Arran Street East instantly caught my eye at the festival. Their stand was quite large and very bright. Three large, white walls had been delicately adorned with simple, sporadic, wooden shelves that held these beautiful, minimal ceramics; not to mention the eye catching name and logo. Colourful but not bright, the tones are soft, warm and welcoming; ideal for a traditional British home. In love at first sight, I began talking to Arran Street East representatives, as well as the lovely Laura Magahy, learning of the connection to their   origins and the influence of heritage on their brand. I was hooked!

“Our identity is deeply connected to our sense of place. The A of our logo comes from the old Irish ‘A’ on the Arran Street East street sign … We believe that our brand speaks to a global audience … who are interested in products with meaning, heritage, and a slow and thoughtful process,” says Laura Magahy.

Ingrained in Ireland’s architectural and design industries for over 20 years, Laura Magahy, founder of Arran Street East, has been involved in many of the country’s major cultural developments. Frustrated with the lack of simple yet functional and beautiful stoneware in the homewares market, Laura founded Arran Street East in 2014, inspired by the Victorian Fruit and Vegetable Market of Dublin (where their studio just happens to be based). While the colour and pattern of the ceramics is inspired by fruits and vegetables from the market, architectural forms influence the shapes, each piece hand thrown in the Dublin studio, taking a week to make from beginning to end.
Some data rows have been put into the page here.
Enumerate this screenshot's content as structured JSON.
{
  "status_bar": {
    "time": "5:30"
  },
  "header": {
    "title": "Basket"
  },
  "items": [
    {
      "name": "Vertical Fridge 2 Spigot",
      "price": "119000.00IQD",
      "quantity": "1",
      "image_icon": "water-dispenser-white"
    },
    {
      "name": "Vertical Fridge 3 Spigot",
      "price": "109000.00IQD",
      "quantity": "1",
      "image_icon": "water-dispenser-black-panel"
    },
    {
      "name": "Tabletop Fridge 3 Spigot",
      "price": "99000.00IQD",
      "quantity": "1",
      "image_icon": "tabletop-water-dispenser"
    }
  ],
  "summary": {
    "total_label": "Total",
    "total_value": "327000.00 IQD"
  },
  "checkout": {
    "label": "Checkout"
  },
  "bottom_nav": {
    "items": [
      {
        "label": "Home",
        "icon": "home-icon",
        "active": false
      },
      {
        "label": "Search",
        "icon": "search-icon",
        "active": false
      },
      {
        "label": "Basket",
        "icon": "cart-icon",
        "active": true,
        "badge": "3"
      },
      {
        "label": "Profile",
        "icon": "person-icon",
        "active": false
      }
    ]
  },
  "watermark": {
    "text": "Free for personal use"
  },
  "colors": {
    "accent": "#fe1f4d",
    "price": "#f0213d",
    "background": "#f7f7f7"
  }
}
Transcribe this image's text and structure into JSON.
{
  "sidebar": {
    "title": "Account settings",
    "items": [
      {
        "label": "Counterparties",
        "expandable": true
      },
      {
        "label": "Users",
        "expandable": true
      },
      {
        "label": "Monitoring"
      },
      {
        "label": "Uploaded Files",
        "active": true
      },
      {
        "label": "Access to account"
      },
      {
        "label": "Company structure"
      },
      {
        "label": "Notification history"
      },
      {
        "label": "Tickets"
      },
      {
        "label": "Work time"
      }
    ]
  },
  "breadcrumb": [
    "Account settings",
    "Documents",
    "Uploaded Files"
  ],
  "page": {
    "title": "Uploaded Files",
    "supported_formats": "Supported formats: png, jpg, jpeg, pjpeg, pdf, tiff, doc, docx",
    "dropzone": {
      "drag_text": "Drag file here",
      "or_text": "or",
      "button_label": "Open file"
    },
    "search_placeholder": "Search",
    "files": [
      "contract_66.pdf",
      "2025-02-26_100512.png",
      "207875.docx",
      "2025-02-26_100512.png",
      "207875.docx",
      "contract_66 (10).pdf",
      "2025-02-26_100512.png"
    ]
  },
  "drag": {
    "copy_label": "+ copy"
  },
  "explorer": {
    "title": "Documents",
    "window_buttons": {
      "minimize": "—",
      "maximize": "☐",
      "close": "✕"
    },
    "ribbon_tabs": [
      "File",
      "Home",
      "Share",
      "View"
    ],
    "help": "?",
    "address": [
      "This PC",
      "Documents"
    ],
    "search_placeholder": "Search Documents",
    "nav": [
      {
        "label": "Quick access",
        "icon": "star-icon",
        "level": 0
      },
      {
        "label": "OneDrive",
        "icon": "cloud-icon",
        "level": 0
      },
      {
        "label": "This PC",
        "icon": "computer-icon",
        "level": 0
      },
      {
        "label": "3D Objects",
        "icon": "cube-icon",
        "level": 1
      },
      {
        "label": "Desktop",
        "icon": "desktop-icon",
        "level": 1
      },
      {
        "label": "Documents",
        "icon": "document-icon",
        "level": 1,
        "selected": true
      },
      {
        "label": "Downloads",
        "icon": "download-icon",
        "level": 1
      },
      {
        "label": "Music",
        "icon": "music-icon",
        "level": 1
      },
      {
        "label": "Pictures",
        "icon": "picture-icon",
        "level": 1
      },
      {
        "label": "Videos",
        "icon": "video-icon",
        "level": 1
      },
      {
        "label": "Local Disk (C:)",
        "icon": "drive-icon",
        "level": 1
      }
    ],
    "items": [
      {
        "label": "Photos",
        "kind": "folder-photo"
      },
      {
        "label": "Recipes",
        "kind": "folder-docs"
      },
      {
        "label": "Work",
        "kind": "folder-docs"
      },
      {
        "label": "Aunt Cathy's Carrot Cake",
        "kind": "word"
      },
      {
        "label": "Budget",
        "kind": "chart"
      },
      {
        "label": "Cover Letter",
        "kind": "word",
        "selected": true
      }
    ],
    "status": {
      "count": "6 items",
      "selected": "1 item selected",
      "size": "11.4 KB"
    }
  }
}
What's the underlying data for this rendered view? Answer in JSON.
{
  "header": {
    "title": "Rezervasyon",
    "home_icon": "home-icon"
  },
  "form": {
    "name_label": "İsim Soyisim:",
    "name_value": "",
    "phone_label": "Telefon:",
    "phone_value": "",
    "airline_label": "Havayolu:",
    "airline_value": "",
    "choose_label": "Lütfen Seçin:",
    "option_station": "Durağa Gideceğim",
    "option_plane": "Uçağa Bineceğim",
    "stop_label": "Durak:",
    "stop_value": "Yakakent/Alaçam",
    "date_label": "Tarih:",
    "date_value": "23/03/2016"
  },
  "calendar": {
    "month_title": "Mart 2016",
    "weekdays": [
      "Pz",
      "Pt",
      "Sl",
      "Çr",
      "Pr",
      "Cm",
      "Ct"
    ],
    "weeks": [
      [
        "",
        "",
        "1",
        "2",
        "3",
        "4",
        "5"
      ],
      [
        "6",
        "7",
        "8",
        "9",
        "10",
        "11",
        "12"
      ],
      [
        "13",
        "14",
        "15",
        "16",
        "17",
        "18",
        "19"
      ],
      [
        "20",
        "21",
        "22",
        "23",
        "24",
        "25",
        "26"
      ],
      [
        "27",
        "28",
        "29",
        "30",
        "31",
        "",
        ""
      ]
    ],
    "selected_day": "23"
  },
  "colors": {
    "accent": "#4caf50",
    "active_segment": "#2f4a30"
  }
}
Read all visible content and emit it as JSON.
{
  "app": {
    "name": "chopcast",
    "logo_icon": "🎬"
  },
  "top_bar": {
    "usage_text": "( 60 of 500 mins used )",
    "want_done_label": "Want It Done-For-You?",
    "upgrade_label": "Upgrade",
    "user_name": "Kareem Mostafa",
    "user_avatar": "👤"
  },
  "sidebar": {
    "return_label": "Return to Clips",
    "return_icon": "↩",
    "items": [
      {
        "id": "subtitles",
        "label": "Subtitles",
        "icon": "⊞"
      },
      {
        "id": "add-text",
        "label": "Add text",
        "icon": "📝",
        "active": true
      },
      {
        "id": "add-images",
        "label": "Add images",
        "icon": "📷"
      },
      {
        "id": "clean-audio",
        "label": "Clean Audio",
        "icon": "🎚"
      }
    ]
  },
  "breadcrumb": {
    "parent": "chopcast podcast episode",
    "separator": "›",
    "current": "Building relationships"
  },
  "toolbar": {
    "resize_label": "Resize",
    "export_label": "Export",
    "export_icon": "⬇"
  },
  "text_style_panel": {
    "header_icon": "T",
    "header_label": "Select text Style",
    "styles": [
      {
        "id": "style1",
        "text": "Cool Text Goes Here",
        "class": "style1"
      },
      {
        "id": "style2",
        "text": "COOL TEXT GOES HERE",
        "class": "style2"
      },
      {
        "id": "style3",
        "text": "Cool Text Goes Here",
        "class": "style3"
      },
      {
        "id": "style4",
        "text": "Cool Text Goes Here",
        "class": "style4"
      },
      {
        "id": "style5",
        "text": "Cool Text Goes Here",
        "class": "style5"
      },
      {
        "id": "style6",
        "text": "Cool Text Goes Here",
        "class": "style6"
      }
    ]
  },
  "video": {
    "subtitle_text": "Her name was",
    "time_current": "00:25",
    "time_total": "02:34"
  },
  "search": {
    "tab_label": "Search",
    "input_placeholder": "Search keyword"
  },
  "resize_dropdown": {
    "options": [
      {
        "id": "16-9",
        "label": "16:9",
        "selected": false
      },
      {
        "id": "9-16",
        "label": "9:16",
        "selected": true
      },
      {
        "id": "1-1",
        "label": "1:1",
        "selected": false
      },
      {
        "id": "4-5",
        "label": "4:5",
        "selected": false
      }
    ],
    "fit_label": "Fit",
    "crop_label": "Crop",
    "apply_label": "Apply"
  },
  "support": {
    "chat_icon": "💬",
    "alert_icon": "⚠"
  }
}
Each colour is inspired by a fruit or vegetable from the Dublin Fruit and Vegetable Market – pink grapefruit, pomegranate, lemon, parsnip, cabbage and potato.

 “We take time to design things that work, merging an architecturally influenced aesthetic and traditional processes to produce useful objects for everyday life, with pattern and symmetry as our watchwords,” says Laura Magahy.

Exquisitely simplistic and exuding modern shape and form, Arran Street East’s ceramics also offer a refreshing take on colour. In between “a pop” and “shabby chic”, it’s not just the colour and design of this stoneware that makes it special but also the heritage and cultural influences that inspire it.

New products including The Eggcups, The Linens, The Breadboard, The Soapdish, and The Pegs will be rolling out over Winter, so if you’d like to know more about Arran Street East and learn where you can purchase their beautiful products, please visit www.arranstreeteast.ie.

Thank you to Arran Street East for sharing with Dine With Design their wonderful story! I cannot wait to get my hands on some of those gorgeous teacups!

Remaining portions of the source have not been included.